Values of model and ambiguity set parameters are specified as follows:

\[T=\sum\limits_{j=1}^N\mu_j + 0.5\sqrt{\sum\limits_{j=1}^N\sigma_j^2},\] \[\left[\pmb{\Sigma}\right]_{ij} = \begin{cases} \alpha \sigma_i\sigma_j & \text{if }i\not=j \\ \sigma_j^2 & \text{otherwise}. \end{cases}\]
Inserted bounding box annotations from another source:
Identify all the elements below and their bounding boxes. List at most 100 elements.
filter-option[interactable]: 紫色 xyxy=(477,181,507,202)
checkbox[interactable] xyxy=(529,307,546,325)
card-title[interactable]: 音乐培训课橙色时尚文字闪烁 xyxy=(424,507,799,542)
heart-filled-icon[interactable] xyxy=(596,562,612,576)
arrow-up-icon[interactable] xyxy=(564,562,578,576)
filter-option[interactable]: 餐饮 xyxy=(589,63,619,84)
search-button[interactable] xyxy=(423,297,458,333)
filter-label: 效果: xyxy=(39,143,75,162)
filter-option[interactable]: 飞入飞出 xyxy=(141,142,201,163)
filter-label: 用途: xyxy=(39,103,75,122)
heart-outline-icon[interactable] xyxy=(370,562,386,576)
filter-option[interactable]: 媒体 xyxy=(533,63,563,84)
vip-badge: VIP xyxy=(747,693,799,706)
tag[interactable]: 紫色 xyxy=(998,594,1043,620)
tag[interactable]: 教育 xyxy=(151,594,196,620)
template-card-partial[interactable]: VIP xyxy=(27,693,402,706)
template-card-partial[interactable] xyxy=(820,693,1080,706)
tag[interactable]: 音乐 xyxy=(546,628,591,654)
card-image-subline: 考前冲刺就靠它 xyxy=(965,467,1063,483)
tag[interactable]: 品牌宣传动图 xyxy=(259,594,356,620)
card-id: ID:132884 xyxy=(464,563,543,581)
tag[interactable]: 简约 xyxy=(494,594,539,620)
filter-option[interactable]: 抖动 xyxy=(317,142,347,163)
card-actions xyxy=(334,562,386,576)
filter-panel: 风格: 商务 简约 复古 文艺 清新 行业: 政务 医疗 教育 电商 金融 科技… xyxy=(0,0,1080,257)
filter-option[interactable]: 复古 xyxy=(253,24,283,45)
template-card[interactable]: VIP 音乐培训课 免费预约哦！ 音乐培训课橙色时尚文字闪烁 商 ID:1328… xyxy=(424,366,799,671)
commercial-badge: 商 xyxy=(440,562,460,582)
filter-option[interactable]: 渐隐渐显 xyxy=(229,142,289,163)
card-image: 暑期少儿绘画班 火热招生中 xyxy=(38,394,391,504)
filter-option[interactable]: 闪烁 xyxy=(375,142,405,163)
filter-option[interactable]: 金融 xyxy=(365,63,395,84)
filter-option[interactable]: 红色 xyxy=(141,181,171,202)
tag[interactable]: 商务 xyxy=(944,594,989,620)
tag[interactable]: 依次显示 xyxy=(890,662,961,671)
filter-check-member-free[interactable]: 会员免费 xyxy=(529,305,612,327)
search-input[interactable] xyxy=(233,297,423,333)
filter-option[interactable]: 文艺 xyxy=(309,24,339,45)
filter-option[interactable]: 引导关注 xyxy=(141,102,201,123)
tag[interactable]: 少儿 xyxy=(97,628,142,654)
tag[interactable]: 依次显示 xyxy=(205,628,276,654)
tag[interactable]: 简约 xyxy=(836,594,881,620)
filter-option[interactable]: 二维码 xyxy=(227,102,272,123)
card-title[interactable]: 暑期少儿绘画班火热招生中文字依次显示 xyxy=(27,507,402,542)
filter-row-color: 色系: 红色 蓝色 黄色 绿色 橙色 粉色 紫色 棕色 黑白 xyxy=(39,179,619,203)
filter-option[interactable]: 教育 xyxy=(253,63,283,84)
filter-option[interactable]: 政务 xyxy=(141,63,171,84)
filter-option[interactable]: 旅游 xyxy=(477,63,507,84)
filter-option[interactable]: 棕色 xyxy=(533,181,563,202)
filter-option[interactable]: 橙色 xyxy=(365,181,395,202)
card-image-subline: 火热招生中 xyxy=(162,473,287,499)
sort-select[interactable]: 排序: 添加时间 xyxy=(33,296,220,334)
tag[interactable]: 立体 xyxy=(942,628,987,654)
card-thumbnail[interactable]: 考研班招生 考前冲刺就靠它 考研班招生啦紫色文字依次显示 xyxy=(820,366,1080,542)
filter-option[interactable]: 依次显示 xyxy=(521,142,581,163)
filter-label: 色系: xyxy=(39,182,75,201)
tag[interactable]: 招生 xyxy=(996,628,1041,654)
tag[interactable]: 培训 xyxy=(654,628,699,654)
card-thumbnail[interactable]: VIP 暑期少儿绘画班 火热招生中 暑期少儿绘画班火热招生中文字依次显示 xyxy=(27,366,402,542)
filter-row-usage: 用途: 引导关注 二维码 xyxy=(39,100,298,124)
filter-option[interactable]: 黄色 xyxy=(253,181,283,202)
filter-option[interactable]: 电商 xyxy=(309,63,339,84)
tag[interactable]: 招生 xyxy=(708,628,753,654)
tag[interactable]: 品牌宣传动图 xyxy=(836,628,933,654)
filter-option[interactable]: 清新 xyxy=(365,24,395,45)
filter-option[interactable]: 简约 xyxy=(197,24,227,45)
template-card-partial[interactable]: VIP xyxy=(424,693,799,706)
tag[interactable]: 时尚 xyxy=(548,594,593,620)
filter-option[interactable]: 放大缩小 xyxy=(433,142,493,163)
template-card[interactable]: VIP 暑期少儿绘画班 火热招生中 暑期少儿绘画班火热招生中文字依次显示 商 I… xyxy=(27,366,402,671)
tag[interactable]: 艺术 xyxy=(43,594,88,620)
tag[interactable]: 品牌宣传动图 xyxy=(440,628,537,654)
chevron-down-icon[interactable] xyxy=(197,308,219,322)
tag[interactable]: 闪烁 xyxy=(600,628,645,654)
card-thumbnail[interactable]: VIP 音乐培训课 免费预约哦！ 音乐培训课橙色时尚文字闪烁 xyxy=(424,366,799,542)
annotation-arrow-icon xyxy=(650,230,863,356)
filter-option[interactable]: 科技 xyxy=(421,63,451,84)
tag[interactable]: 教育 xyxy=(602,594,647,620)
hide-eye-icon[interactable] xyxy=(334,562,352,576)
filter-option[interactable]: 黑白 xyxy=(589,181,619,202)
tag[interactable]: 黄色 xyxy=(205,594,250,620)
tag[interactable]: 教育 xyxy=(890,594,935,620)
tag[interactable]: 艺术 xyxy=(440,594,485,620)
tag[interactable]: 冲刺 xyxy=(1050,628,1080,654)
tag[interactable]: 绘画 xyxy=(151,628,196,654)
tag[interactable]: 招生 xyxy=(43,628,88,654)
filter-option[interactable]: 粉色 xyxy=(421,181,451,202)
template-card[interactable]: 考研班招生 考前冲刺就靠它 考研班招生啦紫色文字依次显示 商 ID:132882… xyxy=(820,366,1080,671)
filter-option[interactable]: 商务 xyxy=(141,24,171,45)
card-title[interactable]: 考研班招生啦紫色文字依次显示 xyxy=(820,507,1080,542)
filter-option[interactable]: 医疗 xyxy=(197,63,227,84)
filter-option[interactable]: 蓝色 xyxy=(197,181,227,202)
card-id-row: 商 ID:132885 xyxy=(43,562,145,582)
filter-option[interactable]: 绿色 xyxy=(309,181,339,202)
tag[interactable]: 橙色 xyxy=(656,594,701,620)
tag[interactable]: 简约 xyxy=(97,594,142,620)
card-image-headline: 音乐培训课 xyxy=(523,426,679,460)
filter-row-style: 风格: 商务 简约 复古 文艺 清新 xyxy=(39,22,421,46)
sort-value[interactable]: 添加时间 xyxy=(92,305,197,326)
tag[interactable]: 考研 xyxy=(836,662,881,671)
The decision rule is defined as \(y_j \in \overline{\mathcal{A}}(\{\{1\}\}, [2N+1])\), which implies that each \(y_j\) affinely depends on the random variables \(\pmb{z}\) and \(\pmb{u}\). The RSOME code for implementing this distributionally robust optimization model is given below.

from rsome import dro
from rsome import square
from rsome import E
from rsome import grb_solver as grb
import numpy as np
import numpy.random as rd


# model and ambiguity set parameters
N = 8
gamma = 2
alpha = 0.25
mu = 30 + 30*rd.rand(N)
sigma = mu * 0.3*rd.rand(1, N)
T = mu.sum() + 0.5*((sigma**2).sum())**0.5

mul = np.diag(np.ones(N))*(1-alpha) + np.ones((N, N))*alpha
Sigma = (sigma.T @ sigma) * mul

# modeling with RSOME
model = dro.Model()                                  # define a DRO model
z = model.rvar(N)                                    # random variable z
u = model.rvar(N+1)                                  # auxiliary variable u

fset = model.ambiguity()
fset.suppset(z >= 0, square(z - mu) <= u[:-1],
             square((z-mu).sum()) <= u[-1])          # support of random variables
fset.exptset(E(z) == mu, E(u[:-1]) <= sigma**2,
             E(u[-1]) <= Sigma.sum())                # support of expectations

x = model.dvar(N)                                    # the here-and-now decision
y = model.dvar(N+1)                                  # the wait-and-see decision
y.adapt(z)                                           # define affine adaptation
y.adapt(u)                                           # define affine adaptation

model.minsup(E(y[:-1].sum() + gamma*y[-1]), fset)    # worst-case expected cost
model.st(y[1:] - y[:-1] + x >= z)                    # constraints
model.st(y >= 0)                                     # constraints
model.st(x >= 0)                                     # constraints
model.st(x.sum() <= T)                               # constraints

model.solve(grb)                                     # solve the model by Gurobi
Being solved by Gurobi...
Solution status: 2
Running time: 0.0516s


Reference

Bertsimas, Dimitris, Melvyn Sim, and Meilin Zhang. 2019. Adaptive distributionally robust optimization. Management Science 65(2) 604-618.